Funny, yes—but also painfully true when we apply it to real life.
Most people, when faced with the choice between a job and a business opportunity, will pick the job. Not because they’re lazy. Not because they lack ambition. But because that’s what we’ve been conditioned to believe is the “right” choice. The safe choice. The responsible choice.
But what if the so-called safe route is actually the trap?
From the time we’re kids, we’re taught to follow the rules, play it safe, and avoid risks. Go to school. Get good grades. Get a job. Then stay in that job—decades, if necessary—even if it drains the life out of you. We study things we don’t care about just to chase paychecks we can barely live on, all for a chance at “security.”
But let’s be honest: if you’re one paycheck away from disaster, how secure are you, really?
A lot of hardworking people stay broke not because they lack intelligence, discipline, or hustle—but because they’ve never been shown another way. No one ever told them that they could be more than employees. That they could be owners. Investors. Creators. Leaders.
They’ve been taught that wealth is something you inherit—or that it belongs to “other people,” not folks like us.
But here’s what I know: you don’t have to be born rich to build something real. You just need exposure. You need belief. You need someone to tell you: “Yes, you can do this.”
I’ve seen too many people work themselves into the ground—sacrificing sleep, health, and time with their kids—just to survive. And survival is not freedom. Survival is not wealth. Survival is not peace.
You can work three jobs and still feel like you're drowning. Not because you lack potential, but because nobody gave you permission to dream bigger.
A salary might help you survive, but profit helps you live.
A salary puts food on the table and pays the bills—but it also puts a cap on your time and income. You only have so many hours in a day, and when you're trading time for money, you're stuck under a ceiling someone else built.
But profit? Profit is limitless. Profit grows when you take risks, when you create value, when you build something bigger than yourself. But stepping into that space requires faith. It requires a mindset shift. And yes—it’s scary.
A lot of people don’t pursue entrepreneurship, not because they don’t want more, but because deep down, they don’t believe they deserve more.
They’ve heard the lies: “People like us don’t get rich.” “Success is for them, not us.” And those lies sink deep. People carry them silently every single day.
The truth is, poverty isn’t just a lack of money—it’s a lack of exposure. A lack of vision. A lack of belief. It’s feeling like you have no real options. Like no one ever handed you the map. Like you’re trying to build a better life using tools that were never meant for you.

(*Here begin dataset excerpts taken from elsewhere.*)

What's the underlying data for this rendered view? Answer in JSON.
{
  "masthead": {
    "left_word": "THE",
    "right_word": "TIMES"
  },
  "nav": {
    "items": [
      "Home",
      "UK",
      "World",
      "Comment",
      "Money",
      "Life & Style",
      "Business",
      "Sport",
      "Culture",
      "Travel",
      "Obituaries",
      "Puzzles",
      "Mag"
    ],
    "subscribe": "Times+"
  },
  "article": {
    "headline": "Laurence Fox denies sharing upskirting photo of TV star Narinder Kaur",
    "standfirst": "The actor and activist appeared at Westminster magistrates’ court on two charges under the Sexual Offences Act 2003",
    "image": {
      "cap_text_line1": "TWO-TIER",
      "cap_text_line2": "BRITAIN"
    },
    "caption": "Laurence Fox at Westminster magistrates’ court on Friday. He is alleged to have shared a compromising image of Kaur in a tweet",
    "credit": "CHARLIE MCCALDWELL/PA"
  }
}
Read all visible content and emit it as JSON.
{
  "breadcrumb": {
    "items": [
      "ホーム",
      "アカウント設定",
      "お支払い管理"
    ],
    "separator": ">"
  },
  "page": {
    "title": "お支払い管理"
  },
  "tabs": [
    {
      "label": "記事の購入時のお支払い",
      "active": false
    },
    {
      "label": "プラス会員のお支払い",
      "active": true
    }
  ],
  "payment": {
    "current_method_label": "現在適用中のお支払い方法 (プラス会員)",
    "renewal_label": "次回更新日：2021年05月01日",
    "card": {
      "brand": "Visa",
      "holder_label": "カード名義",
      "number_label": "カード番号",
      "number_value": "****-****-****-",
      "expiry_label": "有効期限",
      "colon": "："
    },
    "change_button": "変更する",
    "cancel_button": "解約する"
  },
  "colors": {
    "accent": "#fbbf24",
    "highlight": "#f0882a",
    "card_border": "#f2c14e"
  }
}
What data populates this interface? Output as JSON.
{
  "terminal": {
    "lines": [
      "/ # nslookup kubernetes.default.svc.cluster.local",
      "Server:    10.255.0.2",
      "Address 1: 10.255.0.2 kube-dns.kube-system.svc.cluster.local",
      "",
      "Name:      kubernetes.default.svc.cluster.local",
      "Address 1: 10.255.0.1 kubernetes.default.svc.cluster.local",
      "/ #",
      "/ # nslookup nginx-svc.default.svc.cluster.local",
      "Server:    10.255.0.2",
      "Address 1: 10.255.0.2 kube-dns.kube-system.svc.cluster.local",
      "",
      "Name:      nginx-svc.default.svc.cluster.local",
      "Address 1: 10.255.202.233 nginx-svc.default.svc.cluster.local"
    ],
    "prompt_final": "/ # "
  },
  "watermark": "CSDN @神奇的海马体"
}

Worse still, society will blame you for your own struggle, ignoring the systems built to keep you stuck. As if centuries of inequality can be erased with a simple “just work harder.”
But working harder without working smarter is like digging a well with a spoon. You might give it everything you’ve got—and still end up with nothing.
So what’s the answer?
Mindset. Exposure. Education. Empowerment.
We’ve got to shift the conversation. Stop only teaching folks how to get a job and start showing them how to create one. Let’s normalize talking about ownership, entrepreneurship, investing, and building wealth. Let’s create spaces where people feel seen, believed in, and equipped to break the cycle.
You are more than just a worker. You are a builder. A dreamer. A creative force. You’ve got ideas the world hasn’t heard yet. Businesses to build. Communities to uplift. Legacies to leave.
And it’s OK to fail.
Every successful entrepreneur has failed—sometimes more than once. Failure isn’t the end; it’s just feedback. It’s just part of the process.
What matters is not how many times you fall—but how many times you rise back up. With more knowledge. More grit. More fire.
Because once you realize you’re not here just to survive—once you understand that you have the power to create the life you want—that’s when everything changes.
That’s when you stop chasing bananas…
…and start learning what money, vision, and ownership can really do.